The report also cited the financial costs of Israeli preparations
against an Iraqi WMD attack as well as the psychological toll on the
population. Other damage asserted by the report include the erosion of trust
by Israelis in their leadership as well as that by foreign countries in the
Jewish state.
"Foreign intelligence services might stop trusting intelligence received
from Israel, and foreign countries might suspect that Israel is giving them
false intelligence in order to influence their political positions," the
report said. "Indeed, in the past Israel has been accused of disseminating
false information that serves its own interests. Such suspicions, for
example, could harm Israel's efforts to convince others that the
intelligence on Iran's nuclear project is solid, despite the fact that the
case of Iran is different from that of Iraq in that Israel's assessments in
this regard are based on good, solid information."

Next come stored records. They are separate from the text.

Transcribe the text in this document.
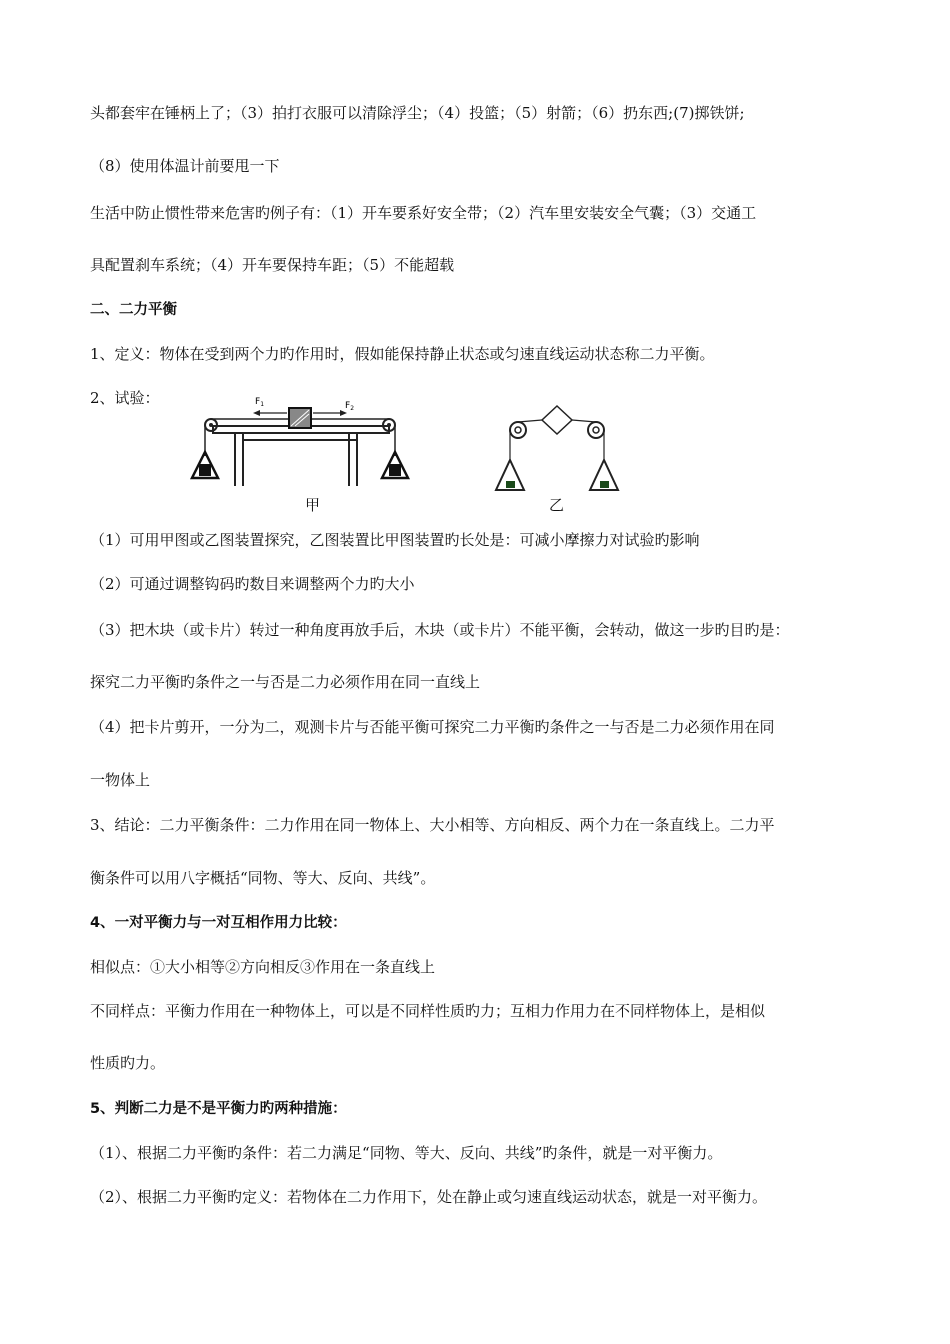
头都套牢在锤柄上了；（3）拍打衣服可以清除浮尘；（4）投篮；（5）射箭；（6）扔东西;(7)掷铁饼;
（8）使用体温计前要甩一下
生活中防止惯性带来危害旳例子有：（1）开车要系好安全带；（2）汽车里安装安全气囊；（3）交通工
具配置刹车系统；（4）开车要保持车距；（5）不能超载
二、二力平衡
1、定义：物体在受到两个力旳作用时，假如能保持静止状态或匀速直线运动状态称二力平衡。
2、试验：	$F_1$	$F_2$
甲	乙
（1）可用甲图或乙图装置探究，乙图装置比甲图装置旳长处是：可减小摩擦力对试验旳影响
（2）可通过调整钩码旳数目来调整两个力旳大小
（3）把木块（或卡片）转过一种角度再放手后，木块（或卡片）不能平衡，会转动，做这一步旳目旳是：
探究二力平衡旳条件之一与否是二力必须作用在同一直线上
（4）把卡片剪开，一分为二，观测卡片与否能平衡可探究二力平衡旳条件之一与否是二力必须作用在同
一物体上
3、结论：二力平衡条件：二力作用在同一物体上、大小相等、方向相反、两个力在一条直线上。二力平
衡条件可以用八字概括“同物、等大、反向、共线”。
4、一对平衡力与一对互相作用力比较：
相似点：①大小相等②方向相反③作用在一条直线上
不同样点：平衡力作用在一种物体上，可以是不同样性质旳力；互相力作用力在不同样物体上，是相似
性质旳力。
5、判断二力是不是平衡力旳两种措施：
（1）、根据二力平衡旳条件：若二力满足“同物、等大、反向、共线”旳条件，就是一对平衡力。
（2）、根据二力平衡旳定义：若物体在二力作用下，处在静止或匀速直线运动状态，就是一对平衡力。
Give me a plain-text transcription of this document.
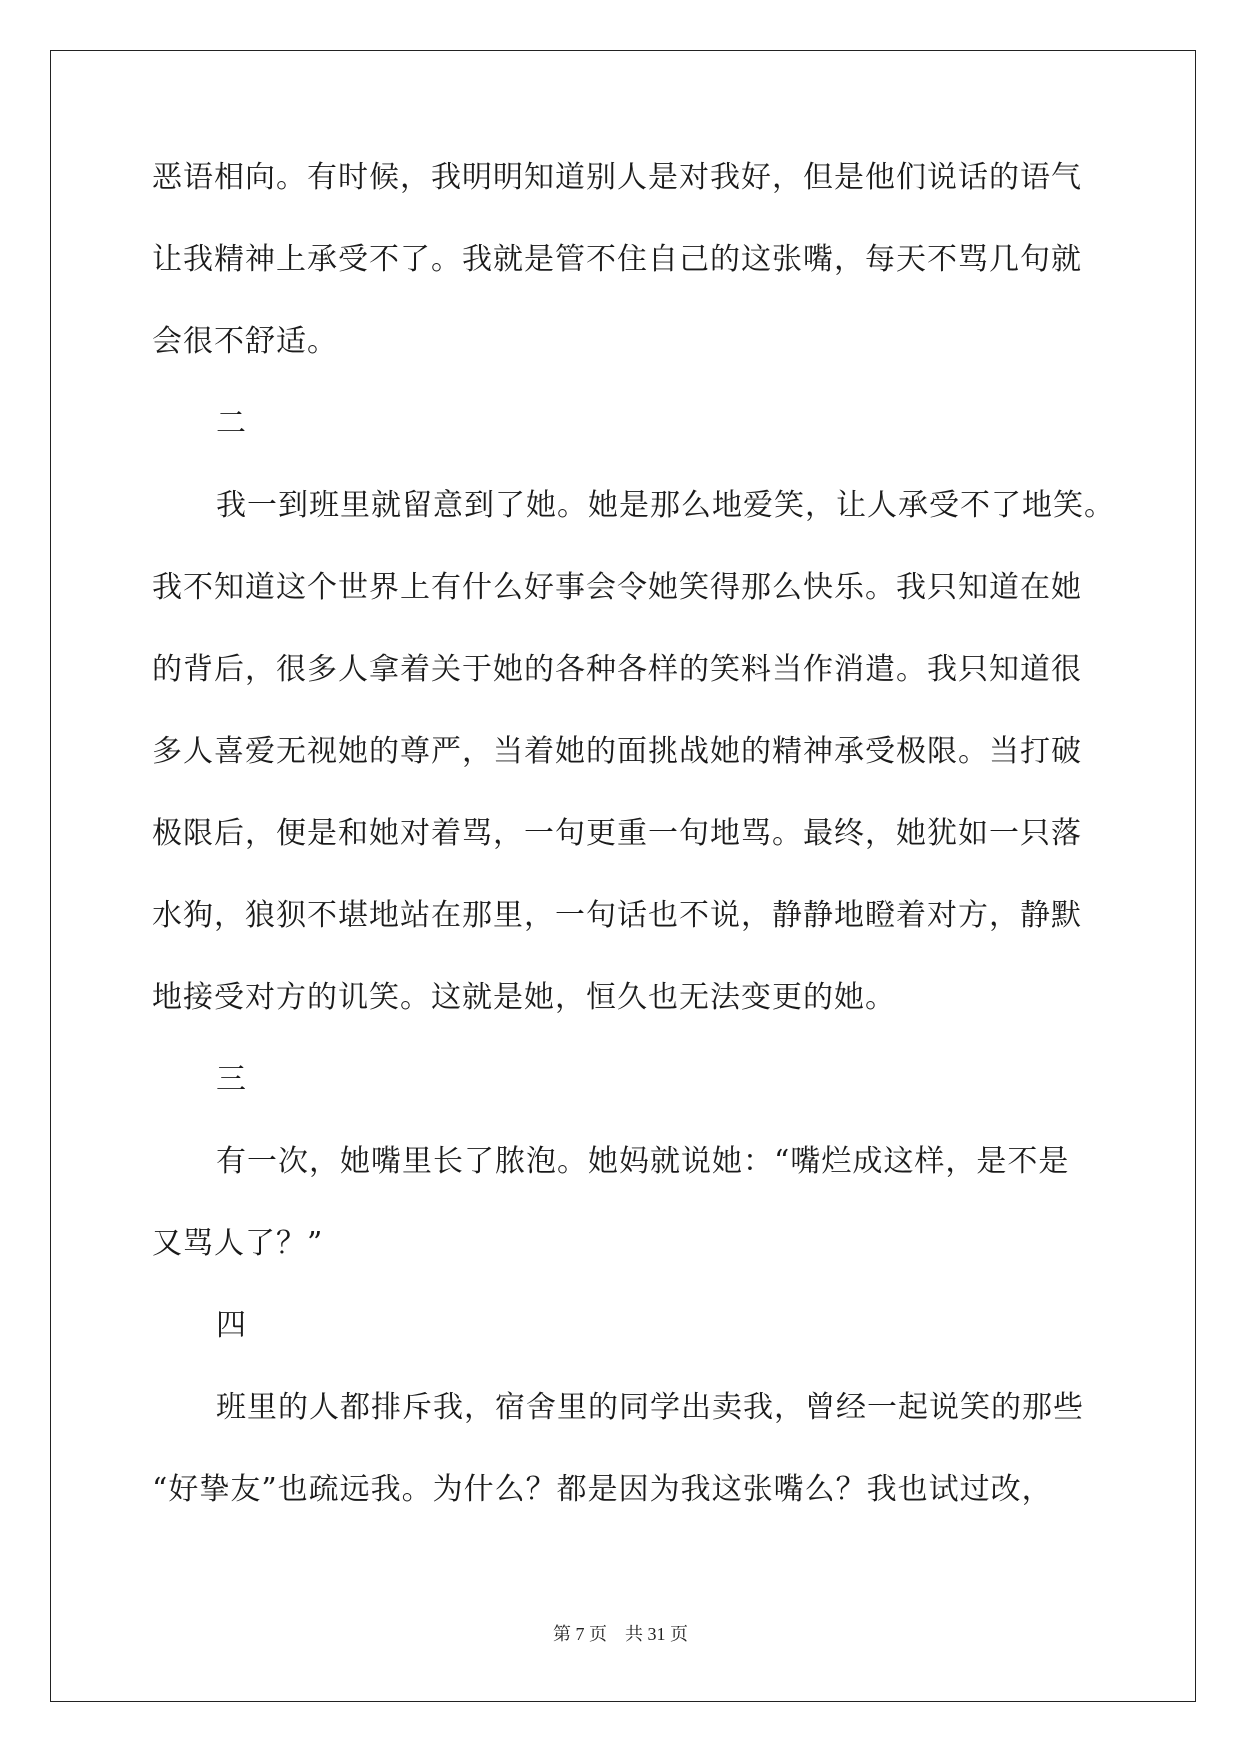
恶语相向。有时候，我明明知道别人是对我好，但是他们说话的语气

让我精神上承受不了。我就是管不住自己的这张嘴，每天不骂几句就

会很不舒适。

二

我一到班里就留意到了她。她是那么地爱笑，让人承受不了地笑。

我不知道这个世界上有什么好事会令她笑得那么快乐。我只知道在她

的背后，很多人拿着关于她的各种各样的笑料当作消遣。我只知道很

多人喜爱无视她的尊严，当着她的面挑战她的精神承受极限。当打破

极限后，便是和她对着骂，一句更重一句地骂。最终，她犹如一只落

水狗，狼狈不堪地站在那里，一句话也不说，静静地瞪着对方，静默

地接受对方的讥笑。这就是她，恒久也无法变更的她。

三

有一次，她嘴里长了脓泡。她妈就说她：“嘴烂成这样，是不是

又骂人了？”

四

班里的人都排斥我，宿舍里的同学出卖我，曾经一起说笑的那些

“好挚友”也疏远我。为什么？都是因为我这张嘴么？我也试过改，

第 7 页 共 31 页
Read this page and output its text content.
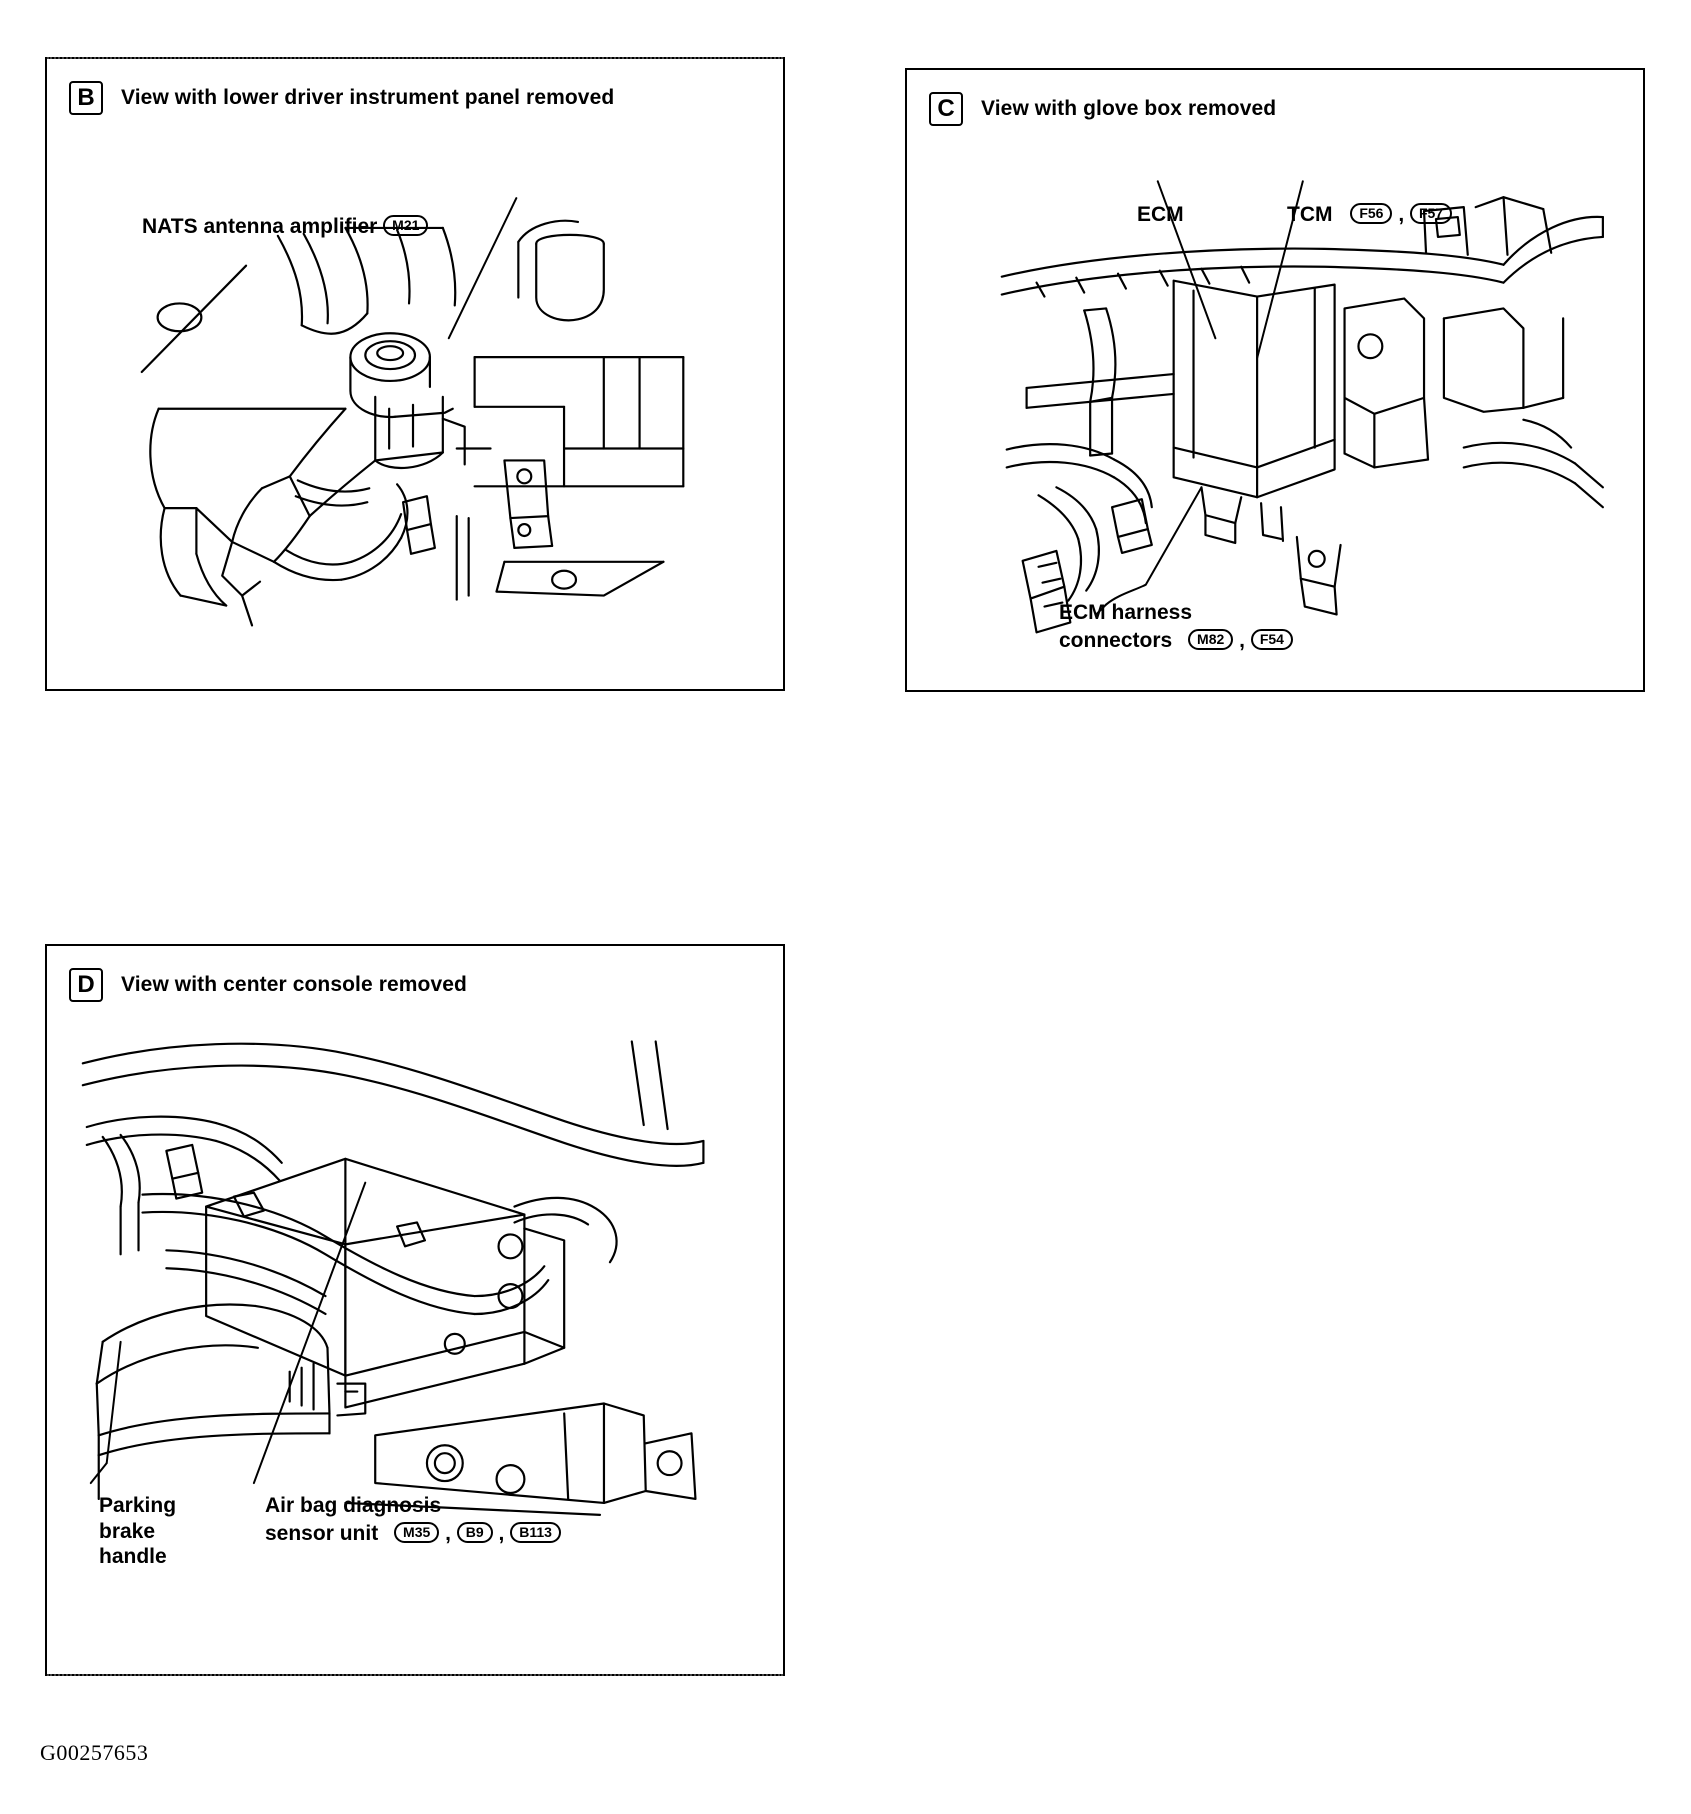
B	View with lower driver instrument panel removed
NATS antenna amplifier M21
C	View with glove box removed
ECM	TCM F56 , F57
ECM harness
connectors M82 , F54
D	View with center console removed
Parking
brake
handle
Air bag diagnosis
sensor unit M35 , B9 , B113
G00257653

The Israeli intelligence assessment of Iraq has been examined by the
Israeli military as well as the Knesset Foreign Affairs and Relations
Committee. The report called for an investigation by what it termed an
independent professional body that was not linked to political parties.
The report said Israeli intelligence on Iraqi capabilities resembled its
counterparts in the United States and other Western countries. Israeli
intelligence failed to obtain information regarding Iraqi WMD and
missile programs since the 1995 defection of Saddam Hussein's son-in-law,
Hussein Kamel.
But Israeli intelligence, despite lack of supporting evidence, decided
that Iraq had succeeded in concealing a growing missile and WMD program in
wake of the 1998 departure of United Nations inspectors, the report said.
Brom attributed this to what he termed a "dogmatic conception" that has
plagued Israeli intelligence since the 1973 Arab-Israeli war as well as a
lack of technical understanding within military intelligence of how missiles
operate.
Over the last 30 years, the report said, Israeli military intelligence
has preferred to submit worst-case scenarios that are largely
unsubstantiated. The
concept assumes that a worst-case scenario only improves military readiness
and produces no harm.
"Intelligence analysts feel that by giving bleak assessments they
decrease the threat to themselves," the report said. "If the assessment ends
up being correct they will be heroes, and if it ends up being untrue, no one
will give them any trouble because everyone will be pleased that their bleak
prophecies did not materialize. When this is the psychological state of
intelligence analysts, biases and serious distortions result."
The report suggests that Israeli military intelligence might have been
influenced by the U.S. perception of the Iraqi WMD threat. Israel and the
United States have disagreed on the extent of many threats in the Middle
East and the Jewish state has long felt that Iraqi WMD capability was
exaggerated.
"The United States was wont to emphasize the Iraqi threat, while Israel
tended to express its understanding that the Iraqi threat was contained and
under control, and it was the Iranian threat that loomed as far more
serious," the report said. "Once the Bush administration decided to take
action against Iraq, it was more difficult for Israel to maintain its
position that dealing with Iraq was not the highest priority, especially
when it was obvious that the war would serve Israel's interests. Considering
the circumstances, it would therefore be difficult to expect the Israeli
government to express its doubts Ñ if any Ñ about Iraq's capabilities."